Data Engineering Zoomcamp Project

This is my project for the Data Engineering Zoomcamp by DataTalks.Club

Check my personal repository here

Index

Data Engineering Zoomcamp Project

Problem Statement

DevTrack, a developer-productivity company wants to create a new product for the developer community.
You have been hired to give insights on Github developer activity for April 2022.
Here are some of your proposed end-goal questions:
- On which day of the month was Github most active?
- On which weekday is Github most active?
- The most active day and weekday filtered by event?

About the Dataset

Github Archive is a project to record the public Github timeline, archive it, and make it accessible for further analysis.

Architecture

back to index

Technologies/Tools

Containerisation - Docker
Infrastructure-as-Code (IaC) - Terraform
Cloud - Google Cloud Platform
Workflow Orchestration - Airflow
Data Lake - Google Cloud Storage
Data Warehouse - Google BigQuery
Batch Processing - Google DataProc
Visualisation - Google Data Studio

About the Project

Starting from April 1, Github Archive data is ingested daily into Google Cloud Storage,
A PySpark job is run on the data in GCS using Google DataProc,
The results are written to 2 pre-defined tables in Google BigQuery,
A dashboard is created from the BigQuery tables.

Dashboard

back to index

Reproducibility

Pre-Requisites

Google Cloud Platform Account

Create a GCP account if you do not have one. Note that GCP offers $300 free credits for 90 days
Create a new project from the GCP dashboard. Note your project ID

Create a Service Account

Go to IAM & Admin > Service Accounts
Click Create Service Account. More information here
Add the following roles to the service account:
- Viewer
- Storage Admin
- Storage Object Admin
- BigQuery Admin
- DataProc Administrator
Download the private JSON keyfile. Rename it to google_credentials.json and store it in ${HOME}/.google/credentials/
You would need to enable this APIs if you have not done already
- IAM API
- IAM Service Account Credentials API

back to index

Pre-Infrastructure Setup

Terraform is used to setup most of the infrastructure but the Virtual Machine and DataProc Cluster used for this project was created on the cloud console. This aspect contain steps to setup this aspect of this project.

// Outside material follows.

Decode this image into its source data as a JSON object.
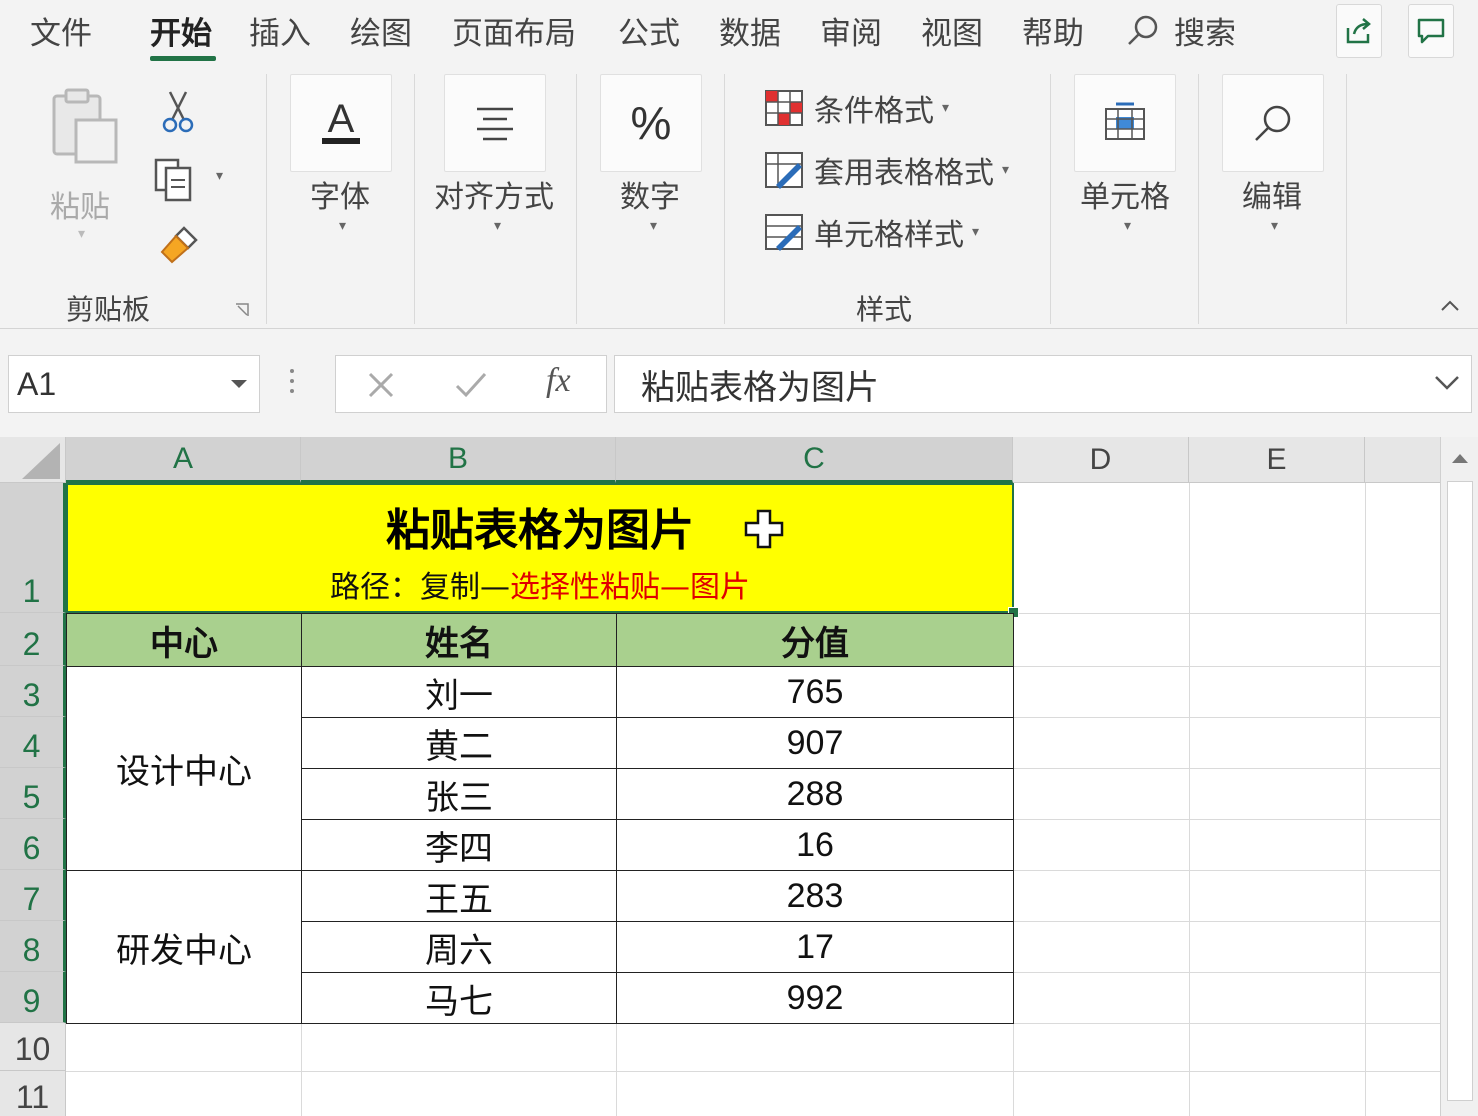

You can also use your local machine to reproduce this project but it is much better to use a VM. If you still choose to use your local machine, install the necessary packages on your local machine.

Setting up a Virtual Machine on GCP

On the project dashboard, go to Compute Engine > VM Instances
Create a new instance
- Use any name of your choosing
- Choose a region that suits you most
  
  All your GCP resources should be in the same region
- For machine configuration, choose the E2 series. An e2-standard-2 (2 vCPU, 8 GB memory) is sufficient for this project
- In the Boot disk section, change it to Ubuntu preferably Ubuntu 20.04 LTS. A disk size of 30GB is also enough.
- Leave all other settings on default value and click Create

You would need to enable the Compute Engine API if you have not already.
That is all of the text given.